Berlin/Moskau. Viele Jahrzehnte lang lagen die Historie und die gegenwärtigen Aktivitäten des sowjetisch-russischen Militärgeheimdienst GRU völlig im Dunkeln (GRU = Glawnoje Raswedywatelnoje Uprawlenije/„Hauptverwaltung für Aufklärung“). 1984 hatte Wladimir Bogdanowitsch Resun unter dem Pseudonym „Viktor Suworow“ das Buch „GRU – die Speerspitze“ veröffentlicht. Resun war Offizier der damaligen Sowjetarmee und im militärischen Gemeindienst gewesen; 1978 war er nach Großbritannien geflüchtet (und geriet dafür erstaunlicherweise nie wirklich ins Fadenkreuz Moskaus). 1992 erschienen die Erinnerungen von Juri Puschkin „GRU –Aktivitäten des sowjetischen Geheimdienstes nach der Wende“. Puschkin war ehemaliger Offizier der GRU-Dienststelle Magdeburg. Das war es dann auch schon mit (westlicher) Fachliteratur über einen der effektivsten Dienstes des Kreml. Bis jetzt! Jetzt ist die mehr als 750 Seiten umfassende Forschungsarbeit des Historikers Matthias Uhl über die „unbekannte Geschichte des sowjetisch-russischen Militärgeheimdienstes GRU von 1918 bis heute“ erschienen.

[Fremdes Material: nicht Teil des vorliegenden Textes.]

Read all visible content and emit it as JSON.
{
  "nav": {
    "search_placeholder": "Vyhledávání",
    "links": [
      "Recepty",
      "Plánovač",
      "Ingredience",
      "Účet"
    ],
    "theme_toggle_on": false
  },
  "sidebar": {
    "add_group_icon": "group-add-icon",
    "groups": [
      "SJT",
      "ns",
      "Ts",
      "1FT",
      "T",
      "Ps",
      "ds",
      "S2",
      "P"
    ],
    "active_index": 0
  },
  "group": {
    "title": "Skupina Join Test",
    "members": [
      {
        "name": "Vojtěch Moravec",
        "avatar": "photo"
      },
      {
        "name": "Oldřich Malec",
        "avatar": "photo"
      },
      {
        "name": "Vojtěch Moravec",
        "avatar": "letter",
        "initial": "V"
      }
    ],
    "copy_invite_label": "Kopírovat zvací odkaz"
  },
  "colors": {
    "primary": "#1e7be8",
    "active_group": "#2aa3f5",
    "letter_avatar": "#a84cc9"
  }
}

Die Studie bezeichnete Sven-Felix Kellerhoff, Leitender Redakteur „Geschichte“ der Tageszeitung DIE WELT als „eine mittlere Sensation“, da Autor Uhl darin unter anderem die Topquelle „Murat“ enttarnt habe.
Über Matthias Uhl schreibt Kellerhoff in seinem am Mittwoch (16. Oktober) erschienenen WELT-Beitrag: „Der Autor […] dürfte der beste deutsche Kenner russischer Archive sein – er hat unter anderem 2020 mit sechs Kollegen den ,Dienstkalender Heinrich Himmlers 1943 bis 1945‘ herausgegeben, eine lange verschollene Quelle über die NS-Führung, die in Podolsk bei Moskau unter Verschluss lag. Aber ebenso wie den Zweiten Weltkrieg kennt Uhl den Kalten Krieg – das zeigen seine Editionen über ,Ulbricht, Chruschtschow und die Mauer‘ und ,BND contra Sowjetarmee‘ […] sowie seine Studie ,Krieg um Berlin?‘ [2012].“
Uhl (Jahrgang 1970) studierte von 1990 bis 1995 Geschichtswissenschaft, Politikwissenschaft und Osteuropäische Geschichte in Halle an der Saale und in Moskau.

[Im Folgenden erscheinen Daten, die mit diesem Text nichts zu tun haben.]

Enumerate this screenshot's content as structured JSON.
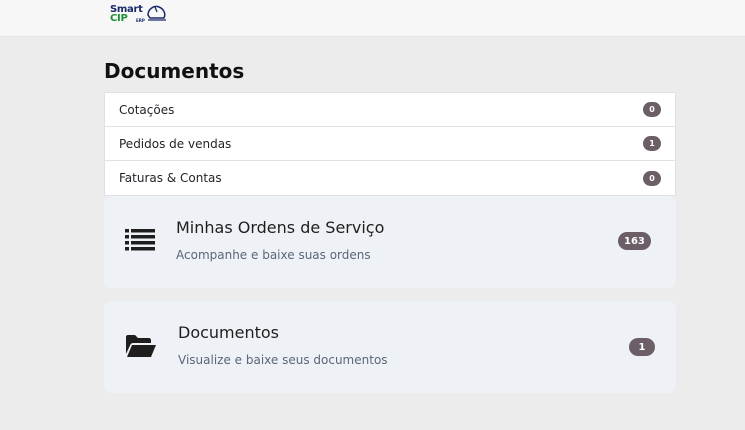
{
  "header": {
    "logo_line1": "Smart",
    "logo_line2": "CIP",
    "logo_tag": "ERP"
  },
  "page": {
    "title": "Documentos"
  },
  "documents": [
    {
      "label": "Cotações",
      "count": "0"
    },
    {
      "label": "Pedidos de vendas",
      "count": "1"
    },
    {
      "label": "Faturas & Contas",
      "count": "0"
    }
  ],
  "cards": [
    {
      "title": "Minhas Ordens de Serviço",
      "subtitle": "Acompanhe e baixe suas ordens",
      "count": "163",
      "icon": "list-icon"
    },
    {
      "title": "Documentos",
      "subtitle": "Visualize e baixe seus documentos",
      "count": "1",
      "icon": "folder-open-icon"
    }
  ],
  "colors": {
    "badge": "#6c5e66",
    "card_bg": "#eef2f6",
    "page_bg": "#ececec"
  }
}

Von 1996 bis 2000 war er wissenschaftlicher Mitarbeiter am Lehrstuhl für Osteuropäische Geschichte der Martin-Luther-Universität Halle/Wittenberg.
Nach seiner Promotion im Jahr 2000 zum „Dr. phil.“ (Thema: „Stalins V-2. Der Technologietransfer der deutschen Fernlenkwaffentechnik in die Sowjetunion und der Aufbau der sowjetischen Raketenindustrie 1945 bis 1959“) folgten die Jahre 2000 bis 2005 als wissenschaftlicher Projektmitarbeiter der Berliner Abteilung des Instituts für Zeitgeschichte, kurz IfZ (Forschungsschwerpunkte waren hier unter anderem: „Sowjetische Militär- und Sicherheitspolitik in der zweiten Berlinkrise“; „Rüstungs-, Technologie- und Reparationspolitik der UdSSR nach dem Ende des Zweiten Weltkrieges“; „Die DDR im östlichen Militärbündnis“ oder „Sowjetische Geheim- und Nachrichtendienste im Kalten Krieg“).

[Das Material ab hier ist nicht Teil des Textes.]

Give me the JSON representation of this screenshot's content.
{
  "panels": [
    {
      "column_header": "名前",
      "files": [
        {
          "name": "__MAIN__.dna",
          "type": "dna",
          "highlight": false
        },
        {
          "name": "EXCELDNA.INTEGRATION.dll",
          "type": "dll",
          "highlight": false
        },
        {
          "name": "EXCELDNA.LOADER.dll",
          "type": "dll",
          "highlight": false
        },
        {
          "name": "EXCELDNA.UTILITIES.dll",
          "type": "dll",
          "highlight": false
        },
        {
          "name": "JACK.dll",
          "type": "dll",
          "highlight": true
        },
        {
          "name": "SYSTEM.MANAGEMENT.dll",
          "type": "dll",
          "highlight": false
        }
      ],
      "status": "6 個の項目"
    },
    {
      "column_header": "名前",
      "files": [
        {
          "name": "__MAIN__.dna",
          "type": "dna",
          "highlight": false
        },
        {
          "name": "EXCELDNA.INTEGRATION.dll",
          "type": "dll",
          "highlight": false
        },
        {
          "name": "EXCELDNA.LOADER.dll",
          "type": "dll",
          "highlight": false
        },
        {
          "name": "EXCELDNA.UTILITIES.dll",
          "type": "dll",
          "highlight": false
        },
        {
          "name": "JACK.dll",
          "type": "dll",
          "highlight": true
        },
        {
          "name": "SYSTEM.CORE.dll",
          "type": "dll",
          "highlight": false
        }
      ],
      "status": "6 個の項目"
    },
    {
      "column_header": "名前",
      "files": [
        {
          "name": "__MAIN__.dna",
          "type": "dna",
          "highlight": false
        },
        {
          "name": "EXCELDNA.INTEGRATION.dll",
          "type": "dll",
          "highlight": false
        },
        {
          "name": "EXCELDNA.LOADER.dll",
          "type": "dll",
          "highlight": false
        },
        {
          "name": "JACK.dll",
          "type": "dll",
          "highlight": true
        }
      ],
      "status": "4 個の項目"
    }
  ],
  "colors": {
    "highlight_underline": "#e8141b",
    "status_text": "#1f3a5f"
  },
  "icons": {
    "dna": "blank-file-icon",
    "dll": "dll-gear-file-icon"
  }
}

In den Jahren 2005 bis 2023 war Uhl wissenschaftlicher Mitarbeiter am Deutschen Historischen Institut in Moskau, DHI.
Seit Februar 2024 ist der Experten für die Geschichte des Kalten Krieges sowie der sowjetischen und russischen Geheim- und Nachrichtendienste als wissenschaftlicher Mitarbeiter tätig im „Max Weber Netzwerk Osteuropa“.
Der Dienst GRU ist einer der geheimsten und zugleich wirkmächtigsten Nachrichtendienste weltweit. Bis heute gibt es im Westen kaum gesicherte Informationen über ihn (Ausnahmen – siehe Resun und Puschkin – wurden zu Beginn genannt). Zudem war jahrzehntelang kaum ein Dokument aus den GRU-Archiven zugänglich.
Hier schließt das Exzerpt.